Planning poker with new teams
Working remotely with people scattered all over the globe, you end up with situations when you have a team in place, not everyone is accustomed to agile or they’ve worked on some kind of skewed implementation of it and you need to start estimating things for the first sprint.
Some of the people might be stuck with time estimates (I’ll need 4h to finish this task — how many time you heard that one?)
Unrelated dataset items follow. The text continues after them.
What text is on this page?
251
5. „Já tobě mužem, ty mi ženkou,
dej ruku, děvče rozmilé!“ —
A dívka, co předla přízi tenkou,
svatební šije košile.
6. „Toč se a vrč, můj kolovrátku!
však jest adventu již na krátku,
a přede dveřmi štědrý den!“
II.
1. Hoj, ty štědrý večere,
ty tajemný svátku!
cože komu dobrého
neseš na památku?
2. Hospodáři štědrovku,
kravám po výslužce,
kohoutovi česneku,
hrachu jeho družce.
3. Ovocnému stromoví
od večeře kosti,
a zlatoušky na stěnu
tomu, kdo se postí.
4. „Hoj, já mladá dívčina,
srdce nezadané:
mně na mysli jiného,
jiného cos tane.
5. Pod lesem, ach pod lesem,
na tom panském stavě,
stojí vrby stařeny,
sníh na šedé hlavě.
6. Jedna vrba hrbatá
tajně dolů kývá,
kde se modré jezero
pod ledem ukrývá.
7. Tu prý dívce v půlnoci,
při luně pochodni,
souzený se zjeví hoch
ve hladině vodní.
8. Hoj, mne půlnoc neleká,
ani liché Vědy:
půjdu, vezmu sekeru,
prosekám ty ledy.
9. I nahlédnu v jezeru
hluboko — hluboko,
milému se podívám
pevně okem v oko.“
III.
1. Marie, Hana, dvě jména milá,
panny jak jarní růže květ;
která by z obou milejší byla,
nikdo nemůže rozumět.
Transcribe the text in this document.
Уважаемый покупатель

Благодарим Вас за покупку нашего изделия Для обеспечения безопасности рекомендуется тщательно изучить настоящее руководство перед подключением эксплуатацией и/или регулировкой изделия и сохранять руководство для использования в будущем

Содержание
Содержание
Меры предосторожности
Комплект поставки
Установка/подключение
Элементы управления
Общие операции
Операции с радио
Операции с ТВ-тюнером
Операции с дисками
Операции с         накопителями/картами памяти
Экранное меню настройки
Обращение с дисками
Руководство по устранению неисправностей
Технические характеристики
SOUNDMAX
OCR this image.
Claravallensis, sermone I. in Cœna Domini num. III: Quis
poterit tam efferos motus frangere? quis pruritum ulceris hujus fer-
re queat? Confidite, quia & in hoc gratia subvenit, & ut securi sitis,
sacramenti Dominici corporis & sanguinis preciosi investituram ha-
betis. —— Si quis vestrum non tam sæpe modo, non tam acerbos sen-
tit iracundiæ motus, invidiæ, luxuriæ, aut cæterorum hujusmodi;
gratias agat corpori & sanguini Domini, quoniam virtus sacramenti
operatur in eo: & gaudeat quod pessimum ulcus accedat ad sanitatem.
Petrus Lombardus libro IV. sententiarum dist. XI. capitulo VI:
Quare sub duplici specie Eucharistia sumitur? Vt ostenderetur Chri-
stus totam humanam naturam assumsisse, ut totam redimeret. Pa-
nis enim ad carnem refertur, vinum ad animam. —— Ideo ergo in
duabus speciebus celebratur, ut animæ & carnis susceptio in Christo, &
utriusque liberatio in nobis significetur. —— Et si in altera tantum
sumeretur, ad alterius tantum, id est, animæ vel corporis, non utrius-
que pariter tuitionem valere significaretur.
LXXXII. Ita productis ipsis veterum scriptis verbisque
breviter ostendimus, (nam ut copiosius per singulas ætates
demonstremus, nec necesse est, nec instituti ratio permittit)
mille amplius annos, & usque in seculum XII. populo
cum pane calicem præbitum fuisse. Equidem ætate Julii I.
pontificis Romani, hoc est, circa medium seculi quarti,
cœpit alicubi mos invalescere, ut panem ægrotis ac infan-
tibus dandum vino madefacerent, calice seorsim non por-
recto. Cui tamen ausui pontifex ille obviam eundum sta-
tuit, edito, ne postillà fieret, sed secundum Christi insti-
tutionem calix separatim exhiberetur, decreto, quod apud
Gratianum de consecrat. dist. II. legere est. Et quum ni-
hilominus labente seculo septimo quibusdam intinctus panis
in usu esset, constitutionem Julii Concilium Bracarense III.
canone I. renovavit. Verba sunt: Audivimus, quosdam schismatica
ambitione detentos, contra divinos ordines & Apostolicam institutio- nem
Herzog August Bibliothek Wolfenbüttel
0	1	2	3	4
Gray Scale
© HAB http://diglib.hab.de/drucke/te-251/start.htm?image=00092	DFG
Before jumping to the actual session, have a brief meeting with the following objectives:
- there is this tendency to make a connection between time and story points; maybe would be good to clarify a bit the context
- we are not measuring individual capacity, but the team capacity
- we are collaborating, so a certain task can be done by 1–2–3 developers that help each other
- goal is for the team to deliver the stories, not individuals
- we (want to) encourage team work so that the stories are delivered, as a team, part of the sprint
- after a few sprints we can look at things such as: this team can deliver 37 story points worth of tasks in a sprint (2 weeks);
- so when we plan a sprint we know that this is the capacity and what we can take in a sprint
- we will not aim to be able to say that this person will do this task in 3 hours (and that is not the point).
- you don’t have to be an expert in a certain field to be able to come up with an estimate for a task:
- task should be clear about what are the requirements for it (DOD)
- prepare some reference stories (what is 1 story point, what is 5 and so on)
I don’t agree with the approach of: this story is reactjs work and I am a php developer/dev ops and can’t estimate it; I should be able to estimate it based on reference stories and reading the requirements.
And I can’t stress this enough, the Scrum Master should understand clearly what is being required for each task. Doesn’t have to go in all the technicalities, but if this is about changing something on an invoice or some task related to the product import, the Scrum Master should have clarity over what is being done there. You can’t guide if you don’t know where you are going.